Ross Norma, CEO of London based precious metals trader Sharps Pixley says signals in the market suggests gold is set to break out, but it is less certain if this will be up or down.

“Speak of the devil” is a common idiom, which in full is “Speak of the devil and he doth appear”. In the same way one feels wary of commenting upon a possible economic collapse in Europe and the destruction of the Euro, for fear that it just might precipitate the event… despite the fact that we are all acutely conscious of the possibility. A case of the thought becoming mother to the deed.

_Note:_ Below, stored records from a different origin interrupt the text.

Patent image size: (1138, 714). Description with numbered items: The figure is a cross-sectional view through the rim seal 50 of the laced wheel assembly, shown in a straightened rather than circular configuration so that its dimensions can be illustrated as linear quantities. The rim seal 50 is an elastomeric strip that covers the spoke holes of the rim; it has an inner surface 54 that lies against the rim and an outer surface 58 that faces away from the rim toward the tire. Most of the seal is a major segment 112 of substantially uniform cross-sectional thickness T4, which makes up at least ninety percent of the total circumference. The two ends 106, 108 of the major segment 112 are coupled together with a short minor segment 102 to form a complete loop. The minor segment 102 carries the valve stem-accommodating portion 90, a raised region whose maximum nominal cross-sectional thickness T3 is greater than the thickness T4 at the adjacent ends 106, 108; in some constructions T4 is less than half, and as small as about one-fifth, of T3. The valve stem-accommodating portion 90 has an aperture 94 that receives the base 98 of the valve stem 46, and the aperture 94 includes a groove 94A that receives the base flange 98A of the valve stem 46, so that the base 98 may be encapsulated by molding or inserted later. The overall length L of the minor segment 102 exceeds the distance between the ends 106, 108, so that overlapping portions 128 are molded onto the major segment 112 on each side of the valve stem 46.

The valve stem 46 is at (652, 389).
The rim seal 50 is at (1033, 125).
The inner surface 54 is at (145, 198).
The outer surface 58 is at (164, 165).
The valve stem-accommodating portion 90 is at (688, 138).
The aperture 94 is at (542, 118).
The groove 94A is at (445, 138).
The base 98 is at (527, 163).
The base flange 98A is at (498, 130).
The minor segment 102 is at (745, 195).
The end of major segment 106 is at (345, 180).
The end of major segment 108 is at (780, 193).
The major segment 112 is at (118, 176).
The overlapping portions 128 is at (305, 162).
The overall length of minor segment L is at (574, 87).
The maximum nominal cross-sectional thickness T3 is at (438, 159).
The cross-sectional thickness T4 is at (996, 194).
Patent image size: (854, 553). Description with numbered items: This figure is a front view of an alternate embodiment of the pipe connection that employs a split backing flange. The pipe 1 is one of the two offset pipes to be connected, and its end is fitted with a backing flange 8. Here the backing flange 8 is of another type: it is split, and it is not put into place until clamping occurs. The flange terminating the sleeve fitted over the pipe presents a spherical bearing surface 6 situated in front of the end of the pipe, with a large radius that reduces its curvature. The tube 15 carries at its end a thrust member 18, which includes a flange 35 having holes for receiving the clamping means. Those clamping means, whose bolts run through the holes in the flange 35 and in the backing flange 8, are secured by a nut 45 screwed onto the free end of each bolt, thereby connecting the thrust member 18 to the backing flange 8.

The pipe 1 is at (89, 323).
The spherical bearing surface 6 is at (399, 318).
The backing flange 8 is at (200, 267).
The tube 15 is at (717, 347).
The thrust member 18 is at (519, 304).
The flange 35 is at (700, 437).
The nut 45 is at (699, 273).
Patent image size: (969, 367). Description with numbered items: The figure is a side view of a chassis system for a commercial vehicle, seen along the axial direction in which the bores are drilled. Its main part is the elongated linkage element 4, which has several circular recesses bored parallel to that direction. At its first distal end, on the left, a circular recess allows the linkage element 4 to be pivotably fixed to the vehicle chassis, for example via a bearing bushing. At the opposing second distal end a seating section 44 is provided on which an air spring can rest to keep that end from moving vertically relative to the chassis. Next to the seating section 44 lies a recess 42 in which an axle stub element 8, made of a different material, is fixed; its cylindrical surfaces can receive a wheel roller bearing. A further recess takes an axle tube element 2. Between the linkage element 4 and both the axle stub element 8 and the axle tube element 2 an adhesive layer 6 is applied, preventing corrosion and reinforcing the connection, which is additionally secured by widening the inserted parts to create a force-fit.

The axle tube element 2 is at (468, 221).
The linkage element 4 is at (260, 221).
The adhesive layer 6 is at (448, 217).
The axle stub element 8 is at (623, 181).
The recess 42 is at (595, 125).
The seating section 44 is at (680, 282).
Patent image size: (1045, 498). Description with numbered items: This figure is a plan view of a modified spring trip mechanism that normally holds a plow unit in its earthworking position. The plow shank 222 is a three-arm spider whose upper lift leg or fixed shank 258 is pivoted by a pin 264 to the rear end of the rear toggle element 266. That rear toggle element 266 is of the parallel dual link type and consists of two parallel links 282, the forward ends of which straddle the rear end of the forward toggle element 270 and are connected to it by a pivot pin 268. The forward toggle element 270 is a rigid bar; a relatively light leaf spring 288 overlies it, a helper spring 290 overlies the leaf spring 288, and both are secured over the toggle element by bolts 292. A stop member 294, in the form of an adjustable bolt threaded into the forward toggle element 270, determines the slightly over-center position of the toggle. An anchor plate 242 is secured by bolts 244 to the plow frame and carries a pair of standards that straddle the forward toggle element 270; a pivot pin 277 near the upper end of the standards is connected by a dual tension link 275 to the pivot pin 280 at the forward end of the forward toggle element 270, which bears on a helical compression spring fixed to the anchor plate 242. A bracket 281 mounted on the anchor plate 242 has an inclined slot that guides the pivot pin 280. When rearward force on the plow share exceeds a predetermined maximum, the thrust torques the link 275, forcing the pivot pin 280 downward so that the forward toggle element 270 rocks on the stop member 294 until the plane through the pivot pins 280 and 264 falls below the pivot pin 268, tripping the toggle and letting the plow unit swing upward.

However, if gold is a barometer of just such an event then the temperature is nudging higher.

Gold saw tsunami’s of physical gold demand in Europe in 2008 and 2010 when the availability of anything below a 400oz gold bar (worth $660,000) was simply not to be found for a several months. After a quiet first quarter, there are grounds for supposing that another wave of retail investment demand for gold might be just on the horizon.

In the year that we commemorate the loss of Titanic, it is worth reflecting the crucial role of lifeboats in a crisis. Gold is a particularly small market and were you to liquidate an entire years gold mine production at current market prices, it would have a market cap of less than Vodafone – yet it is compared along with such investment mammoths as the the US dollar, the FTSE 100 and the DJIA. Gold still represents less than one per cent of total assets under management (AUM) and to rise to the levels of the 1980’s (or by 2% of global financial AUM) would require the creation of 85,000 tonnes of new investment demand or 30 years of mine production. It is still significantly under-owned.

Gold is currently in a protracted period of consolidation and expecting a break-out. Technically it is unclear which way the market could go – but fundamentally it looks likely that a sharp move to the upside is a distinctly possibility based upon rising economic tensions in Europe.